If you loiter on the Lincoln Center Plaza late most evenings, you can watch the audience dispersing from the latest revival of that mid-20th century modern masterpiece The King and I. And you can bet that plenty of them are whistling a happy tune.
Of course, there’s little to fear in any new staging the 1951 Rodgers and Hammerstein show, based on Anna Leonowens’s memoirs of working as a governess in the royal palace of Siam in the 1860s. And this one in particular seems a remarkably safe bet. The director Bartlett Sher is a Lincoln Center regular and this marks his fourth collaboration with Kelli O’Hara and her sunshine soprano. But Sher did take a regal risk in casting Ken Watanabe, a stately actor with a pronounced Japanese accent, as the King of Siam.
The show opens with a spry dash through the overture (the ace orchestra is led by Ted Sperling) and a stunning scenic coup de theatre. You spend a lot of the first act hoping designer Michael Yeargen will unfurl something equally nifty, but the rest of the scenes are set more minimally. And for a while, that applies to the emotive content, too.

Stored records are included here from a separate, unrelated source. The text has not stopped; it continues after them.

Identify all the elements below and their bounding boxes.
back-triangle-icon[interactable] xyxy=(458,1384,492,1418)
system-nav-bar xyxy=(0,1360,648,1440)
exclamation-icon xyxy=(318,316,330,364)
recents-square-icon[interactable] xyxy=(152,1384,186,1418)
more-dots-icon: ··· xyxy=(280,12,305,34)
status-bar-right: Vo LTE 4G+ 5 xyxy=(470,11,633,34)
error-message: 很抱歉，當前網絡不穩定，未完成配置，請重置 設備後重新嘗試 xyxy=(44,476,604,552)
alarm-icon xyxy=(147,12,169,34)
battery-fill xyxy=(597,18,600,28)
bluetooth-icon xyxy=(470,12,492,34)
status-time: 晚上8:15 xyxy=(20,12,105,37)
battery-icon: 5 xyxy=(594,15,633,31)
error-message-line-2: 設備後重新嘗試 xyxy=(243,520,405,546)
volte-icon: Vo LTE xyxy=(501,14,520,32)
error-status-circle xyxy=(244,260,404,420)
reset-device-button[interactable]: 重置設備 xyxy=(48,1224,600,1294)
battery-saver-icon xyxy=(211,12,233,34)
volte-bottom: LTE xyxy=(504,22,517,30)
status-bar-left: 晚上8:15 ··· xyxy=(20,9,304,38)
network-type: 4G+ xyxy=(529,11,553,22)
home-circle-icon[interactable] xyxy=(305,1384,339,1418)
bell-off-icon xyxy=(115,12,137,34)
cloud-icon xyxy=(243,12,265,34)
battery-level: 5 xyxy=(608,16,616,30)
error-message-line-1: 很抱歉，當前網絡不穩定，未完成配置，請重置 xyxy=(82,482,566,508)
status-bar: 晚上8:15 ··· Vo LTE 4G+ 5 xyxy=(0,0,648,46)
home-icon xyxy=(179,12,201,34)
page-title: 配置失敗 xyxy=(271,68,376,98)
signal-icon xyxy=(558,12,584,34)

Watanabe’s mien is saturnine. You can tell he wants to have fun with the role, but it takes him a long time to work up to it. O’Hara, sporting decorous gowns and an unfortunate wig, is in excellent and effortless voice. She has that rare capacity for making goodness seem interesting and so the character of Anna, warm and principled, fits her as closely as the graceful bodices Catherine Zuber supplies. (Zuber, who also designed the pastry-cream couture of Gigi, is having a splendid Broadway season.)
The King often speaks of favouring the scientific, but in many of Watanabe’s interactions with O’Hara, there’s a distinct lack of chemistry. This comes to seem intentional; the frost thaws gradually until it suddenly invites the rapturous blossoming of Shall We Dance. It’s a long time – perhaps too long – to wait for the reward, but when it comes, it’s glorious. Similarly songs that are pleasant enough in the first iteration – I Whistle a Happy Tune, Hello Young Lovers – gain grandly when reprised. The supporting roles are generally well acted and sung. Ashley Park is a poignant Tuptim, Ruthie Ann Miles a politic Lady Thiang, and the numberless children are especially darling.
If Sher has a fine sense of humour he keeps it well concealed. What jokes there are in the script fall flat and Western People Funny isn’t, nor is it especially scathing. This certainly isn’t a version that interrogates or alleviates the Orientalism of the original. And The Little House of Uncle Thomas is still very, very long. But the music is so entrancing, the lyrics so enchanting, the characterizations so rich, that it’s no puzzlement why The King and I endures.